An Abbotsford-based web start-up thinks it can overhaul how Canadians shop for food – and it has received a $1 million grant to make it happen.
The idea is relatively simple: a website – DirectFood.store – that allows farmers to sell directly to your average person while giving consumers the ability to getting local produce, meat and other staples delivered to their home.
But executing that concept in a cost- and environmentally efficient manner means navigating a series of logistical challenges requiring super-high-tech quantum computers.
The Mission companies behind the plan – i-Open Group and its subsidiary Wisebox Solutions – have been involved in e-commerce for a decade when COVID-19 hit at the start of this year. Conversations had been percolating about how to put that know-how to work connecting the Fraser Valley’s farmers with residents, but when the pandemic took off, the idea took on a new relevance.
At the same time, millions of dollars in grant money overseen by the Vancouver-based, government-funded Digital Technology Supercluster program were directed to go towards programs and ideas that could immediately help address the consequences of the pandemic.
The Directfood concept, which offers a way for residents to get their food without having to set foot in a crowded grocery store, had obvious appeal.
“We fast-tracked it because it was a COVID response solution,” said Raymond Szabada, i-Open’s President and CEO.
For the consumer, DirectFood.store is simple. Like other e-commerce sites, one browses a range of products, add them to a cart and pay.
Farmers, meanwhile, sign up on the site and list their products for sale. And delivery is free for orders over $45, with DirectFood partnering with Richmond courier company Novex Delivery Solutions to deliver everything within a day of purchase.
It’s after a consumer confirms their purchase when things get interesting.
Because when you have many different customers, wanting many different food from many different farmers, how do you figure out what goes in what truck, and what route that delivery truck takes?
Many modern delivery services, like Skip The Dishes, operate on a labour-intensive model in which each order requires one trip. That’s a costly model for consumers, and it’s also not great for the environment.
Grocery stores, meanwhile, have begun to deliver. But the food still has to take a roundabout route from farm to the store itself, where orders are assembled by workers before going out for delivery. The grocery supply chain itself, and the logistics that go into it, is a feat of modernity that has been refined over more than a century.
So, to compete with grocery stores, DirectFood and Wisebox are turning to another marvel of the 21st Century: quantum computers. The logistical challenge of figuring out the most efficient route for deliveries (or pickups) is similar to the Travelling Salesman Problem, a math challenge that is too complex for standard software.
By using quantum computing technology, Wisebox can optimize its routes and minimize the fiscal burden of delivering food to customers.
And because the plan essentially eliminates the grocery-store step in the supply chain, Szabada and Wisebox Solutions CEO Colin Schmidt say DirectFood should be more environmentally friendly than the traditional grocery model..

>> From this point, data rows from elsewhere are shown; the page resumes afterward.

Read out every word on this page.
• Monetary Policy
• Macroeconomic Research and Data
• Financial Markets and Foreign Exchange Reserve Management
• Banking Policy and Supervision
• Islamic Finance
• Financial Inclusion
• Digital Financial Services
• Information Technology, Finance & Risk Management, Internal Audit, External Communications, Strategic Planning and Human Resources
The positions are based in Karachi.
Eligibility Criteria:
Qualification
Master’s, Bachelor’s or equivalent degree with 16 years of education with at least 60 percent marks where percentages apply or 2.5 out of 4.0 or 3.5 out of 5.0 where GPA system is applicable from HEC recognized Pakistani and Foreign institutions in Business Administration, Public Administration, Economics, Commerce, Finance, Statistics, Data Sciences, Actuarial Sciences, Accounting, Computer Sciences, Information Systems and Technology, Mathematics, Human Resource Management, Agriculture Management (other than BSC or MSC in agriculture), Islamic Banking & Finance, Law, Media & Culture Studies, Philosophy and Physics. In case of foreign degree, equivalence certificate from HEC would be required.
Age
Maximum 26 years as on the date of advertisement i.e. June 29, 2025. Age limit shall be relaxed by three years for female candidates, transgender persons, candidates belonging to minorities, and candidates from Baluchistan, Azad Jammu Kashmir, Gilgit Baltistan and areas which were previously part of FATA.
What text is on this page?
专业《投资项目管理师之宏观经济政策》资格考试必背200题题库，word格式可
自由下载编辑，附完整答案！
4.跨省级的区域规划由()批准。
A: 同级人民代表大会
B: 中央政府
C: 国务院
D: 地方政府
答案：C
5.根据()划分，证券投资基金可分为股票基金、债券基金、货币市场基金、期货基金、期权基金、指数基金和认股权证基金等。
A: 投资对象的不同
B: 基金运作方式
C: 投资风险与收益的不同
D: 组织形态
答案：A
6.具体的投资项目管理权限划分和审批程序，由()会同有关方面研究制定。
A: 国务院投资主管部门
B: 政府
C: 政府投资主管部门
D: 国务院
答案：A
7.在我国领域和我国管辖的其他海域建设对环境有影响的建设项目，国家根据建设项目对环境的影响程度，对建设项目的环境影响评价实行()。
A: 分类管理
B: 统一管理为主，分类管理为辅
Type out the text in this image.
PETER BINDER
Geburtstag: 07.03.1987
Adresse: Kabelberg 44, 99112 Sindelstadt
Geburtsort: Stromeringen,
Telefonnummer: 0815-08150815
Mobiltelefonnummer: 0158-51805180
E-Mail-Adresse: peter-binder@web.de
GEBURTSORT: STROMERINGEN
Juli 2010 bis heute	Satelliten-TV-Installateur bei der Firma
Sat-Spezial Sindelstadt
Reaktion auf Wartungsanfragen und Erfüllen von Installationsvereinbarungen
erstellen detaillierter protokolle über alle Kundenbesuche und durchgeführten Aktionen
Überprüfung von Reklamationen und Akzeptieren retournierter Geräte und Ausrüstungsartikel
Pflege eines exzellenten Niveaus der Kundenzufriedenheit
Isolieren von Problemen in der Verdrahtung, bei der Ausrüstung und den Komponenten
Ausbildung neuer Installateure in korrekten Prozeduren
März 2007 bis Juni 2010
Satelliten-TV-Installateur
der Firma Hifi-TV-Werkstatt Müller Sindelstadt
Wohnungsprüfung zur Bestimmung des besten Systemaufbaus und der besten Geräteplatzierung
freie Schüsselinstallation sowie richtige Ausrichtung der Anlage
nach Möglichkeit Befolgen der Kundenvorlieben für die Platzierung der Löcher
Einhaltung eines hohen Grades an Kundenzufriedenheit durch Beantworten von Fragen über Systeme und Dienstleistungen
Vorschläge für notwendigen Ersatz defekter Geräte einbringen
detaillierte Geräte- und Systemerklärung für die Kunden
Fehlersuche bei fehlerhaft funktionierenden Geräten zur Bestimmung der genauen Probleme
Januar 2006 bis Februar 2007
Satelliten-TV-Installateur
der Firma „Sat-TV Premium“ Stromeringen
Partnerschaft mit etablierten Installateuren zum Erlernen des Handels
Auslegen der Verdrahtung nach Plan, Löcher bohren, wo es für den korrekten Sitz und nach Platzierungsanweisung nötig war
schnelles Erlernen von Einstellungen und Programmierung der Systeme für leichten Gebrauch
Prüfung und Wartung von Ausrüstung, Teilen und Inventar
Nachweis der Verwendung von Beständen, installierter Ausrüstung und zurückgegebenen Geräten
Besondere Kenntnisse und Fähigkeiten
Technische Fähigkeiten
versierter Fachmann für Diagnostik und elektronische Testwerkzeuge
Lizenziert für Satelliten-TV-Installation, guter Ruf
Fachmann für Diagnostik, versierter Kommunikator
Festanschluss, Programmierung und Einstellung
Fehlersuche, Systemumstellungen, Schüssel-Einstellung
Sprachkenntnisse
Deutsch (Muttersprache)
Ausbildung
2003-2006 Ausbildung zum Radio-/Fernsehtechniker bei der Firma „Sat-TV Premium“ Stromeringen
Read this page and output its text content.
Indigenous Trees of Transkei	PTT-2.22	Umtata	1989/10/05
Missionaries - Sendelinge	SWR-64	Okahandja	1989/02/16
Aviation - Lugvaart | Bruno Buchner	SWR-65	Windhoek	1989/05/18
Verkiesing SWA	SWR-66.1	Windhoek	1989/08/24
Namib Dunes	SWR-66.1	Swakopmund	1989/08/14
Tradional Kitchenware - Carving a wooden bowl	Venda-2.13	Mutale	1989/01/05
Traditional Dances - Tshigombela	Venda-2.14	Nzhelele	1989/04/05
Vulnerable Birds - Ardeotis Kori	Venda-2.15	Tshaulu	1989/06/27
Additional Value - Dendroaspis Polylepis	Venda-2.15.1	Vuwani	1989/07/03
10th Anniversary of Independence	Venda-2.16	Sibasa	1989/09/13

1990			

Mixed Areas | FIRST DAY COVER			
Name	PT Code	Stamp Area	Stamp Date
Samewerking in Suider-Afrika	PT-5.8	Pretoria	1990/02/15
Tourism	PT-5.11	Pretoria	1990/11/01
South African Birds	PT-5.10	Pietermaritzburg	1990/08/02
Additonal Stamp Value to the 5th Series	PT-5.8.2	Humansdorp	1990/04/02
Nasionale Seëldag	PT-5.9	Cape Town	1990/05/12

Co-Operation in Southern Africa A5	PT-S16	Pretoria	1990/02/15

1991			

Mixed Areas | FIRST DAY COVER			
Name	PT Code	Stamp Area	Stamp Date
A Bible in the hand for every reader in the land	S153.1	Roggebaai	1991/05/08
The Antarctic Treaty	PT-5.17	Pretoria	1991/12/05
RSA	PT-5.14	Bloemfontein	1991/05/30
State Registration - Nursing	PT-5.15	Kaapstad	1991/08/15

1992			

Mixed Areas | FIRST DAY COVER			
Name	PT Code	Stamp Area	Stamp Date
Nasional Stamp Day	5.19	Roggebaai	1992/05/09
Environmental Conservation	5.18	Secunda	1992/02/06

For farmers, the site provides more than a new way to reach customers. The project is using i-Open’s Agrilyze farming analytics tool to directly link the consumer experience to the farm. When someone reviews a food on the DirectFood portal, the farmer who grew that can know where in their fields that food came from, and use that information and the customers’ feedback to influence future decisions.
The portal has also set up a process whereby farmers with surplus food that might otherwise go to waste to offer discounted rates to non-profit organizations that feed people in need.
“This is going to allow farmers to support charities, charities to get the lowest price possible that is still fresh food,” Schmidt said.
The DirectFood.store portal is already open and selling in the Fraser Valley and products from several farms are already online. The idea is that food won’t travel more than an hour from farm to consumer, and the companies expect to begin offering delivery into Vancouver soon, with the eventual goal of operating between Squamish and Hope.
There are also plans in the works to expand the model and the concept further afield, and Schmidt says more regions will be added and there is a partner in South Carolina.
One of the core ideas behind the project is that of food security – an issue brought to the fore when grocery stores were hit with shortages in the spring and as COVID-outbreaks hit tightly-packed food processing plants.
Schmidt says overhauling how residents get their food can be a key way to alleviate the impact of this pandemic, and provide more resilience going forward in both the short- and long-term.
“Were hoping to create a business model that is less susceptible to COVID’s impact as well as a business model that alleviates the pain points that come up in food distribution channels due to COVID.”
“I think the biggest challenge is changing people’s habits,” Schmidt said. “Just simply the awareness and getting people to think ‘Hey, where and how do I buy my groceries?”